Его жена совсем не похожа на меня. Её имя – Ольга. Она светло-русая и сероглазая, с круглым, почти детским, лицом с ямочками, с почти бесцветными бровями и ресницами. У неё звонкий, беспечный смех. А я разучилась смеяться. Сколько раз я представляла себе эту картину – смешливая девушка под руку с мужчиной, которого я не переставала любить все эти долгие пустые недели.

Любить ли? Теперь я в этом уже сомневалась. Являлась ли любовью внушенное чувство? Почему же мне больно представлять, как она подставляет ему губы и читает в его глазах нежность и желание как должное. Она считает, что имеет на него право. Интересно, какие мысли пронесутся в её пушистой пустой головке, когда он схватится за грудь, и из-под ладони потечёт рубиновый ручеёк? Как она закричит, или рухнет на него, обнимая последний раз?

Неслышно хлопнул подъезд дома напротив. Я вздрогнула. Нет, это не они. Смешная худенькая бабушка с чернявым внучком. Внучку пять лет, он смышлёный и шустрый. Павел не в состоянии обзавестись своими детьми, здесь он бесплоден, и знает, что Ольга носит не его ребенка, но он принял этого ребенка как своего. Чужой ребенок – вот ещё один довод в пользу возвращения: чужое дитя не может удержать. Довод в пользу смерти…

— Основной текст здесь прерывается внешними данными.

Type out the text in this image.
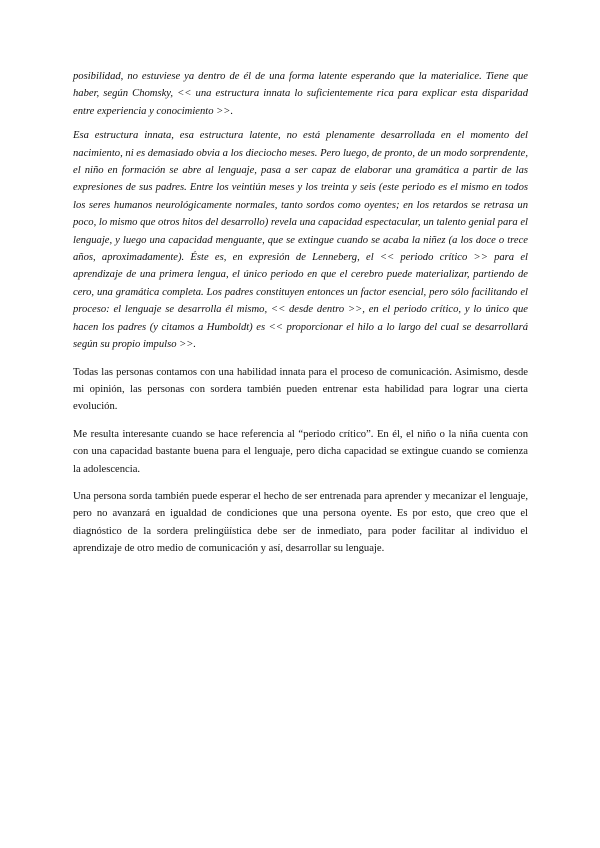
posibilidad, no estuviese ya dentro de él de una forma latente esperando que la materialice. Tiene que haber, según Chomsky, << una estructura innata lo suficientemente rica para explicar esta disparidad entre experiencia y conocimiento >>.

Esa estructura innata, esa estructura latente, no está plenamente desarrollada en el momento del nacimiento, ni es demasiado obvia a los dieciocho meses. Pero luego, de pronto, de un modo sorprendente, el niño en formación se abre al lenguaje, pasa a ser capaz de elaborar una gramática a partir de las expresiones de sus padres. Entre los veintiún meses y los treinta y seis (este periodo es el mismo en todos los seres humanos neurológicamente normales, tanto sordos como oyentes; en los retardos se retrasa un poco, lo mismo que otros hitos del desarrollo) revela una capacidad espectacular, un talento genial para el lenguaje, y luego una capacidad menguante, que se extingue cuando se acaba la niñez (a los doce o trece años, aproximadamente). Éste es, en expresión de Lenneberg, el << periodo crítico >> para el aprendizaje de una primera lengua, el único periodo en que el cerebro puede materializar, partiendo de cero, una gramática completa. Los padres constituyen entonces un factor esencial, pero sólo facilitando el proceso: el lenguaje se desarrolla él mismo, << desde dentro >>, en el periodo crítico, y lo único que hacen los padres (y citamos a Humboldt) es << proporcionar el hilo a lo largo del cual se desarrollará según su propio impulso >>.

Todas las personas contamos con una habilidad innata para el proceso de comunicación. Asimismo, desde mi opinión, las personas con sordera también pueden entrenar esta habilidad para lograr una cierta evolución.

Me resulta interesante cuando se hace referencia al “periodo crítico”. En él, el niño o la niña cuenta con con una capacidad bastante buena para el lenguaje, pero dicha capacidad se extingue cuando se comienza la adolescencia.

Una persona sorda también puede esperar el hecho de ser entrenada para aprender y mecanizar el lenguaje, pero no avanzará en igualdad de condiciones que una persona oyente. Es por esto, que creo que el diagnóstico de la sordera prelingüística debe ser de inmediato, para poder facilitar al individuo el aprendizaje de otro medio de comunicación y así, desarrollar su lenguaje.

Я начинаю волноваться, но у меня в запасе ещё пять минут: Ольга – копуша. Я так и вижу: вот она последний раз подправляет помаду на губах и начинает протирать полусапожки. Ещё один взгляд в зеркало – она готова.

- Ты не забыл билеты? – спрашивает она.

- А ты не забыла очки? – спрашивает он, улыбаясь.

- Ой, конечно, забыла! А сапоги уже надела.

- Стой, я сейчас сам возьму.

Павел забирает с телефонной тумбочки футляр и кладёт в карман своей кожанки. Они выходят и закрывают дверь. Затем запирают дверь в холл и вызывают лифт. У подъезда скользко, до фильма – ещё целых сорок минут. Они пойдут не спеша, наслаждаясь последними сухими днями, ловя из-за синих облаков редкий солнечный луч, который кажется обманчиво тёплым. Пройдут мимо сырой лавки, где иней подтаял и образовал седые потёки. Выйдут на угол дома из-за серого тополя, где между Павлом и мною, между его грудью и моим взглядом протянется идеально прямая линия, траектория полёта эксклюзивной, именной пули.

И тогда я продену правую руку в манжету-манипулятор, и положу указательный палец на спуск. Он забыл нашу любовь. Он забыл родной Мир. Он забыл себя. Он должен умереть.

Но я собираюсь сделать ему роскошный подарок, дороже золота и алмазов, дороже любви, дороже самой жизни. Я заменю именную пулю на обычную. И он умрет здесь и сейчас, и никогда не вернется в наш мир. Ибо вместо меня прибудет кто-то еще, и еще, и еще, и его все равно вернут в ненавистные ему сферы. Я сделаю Поллену одолжение. За которое он должен был быть мне благодарен, но оценить мою услугу, увы, уже никогда не сможет.

Более того, я тоже не собираюсь возвращаться. И это решение пришло спонтанно, вдруг. Я буду жить здесь и всеми силами стараться выжить. Убежать от ищеек. Прижиться. Свыкнуться. Измениться. А если не получится… что ж… я тоже пущу себе в лоб обычную, убивающую насмерть, пулю. Местного производства.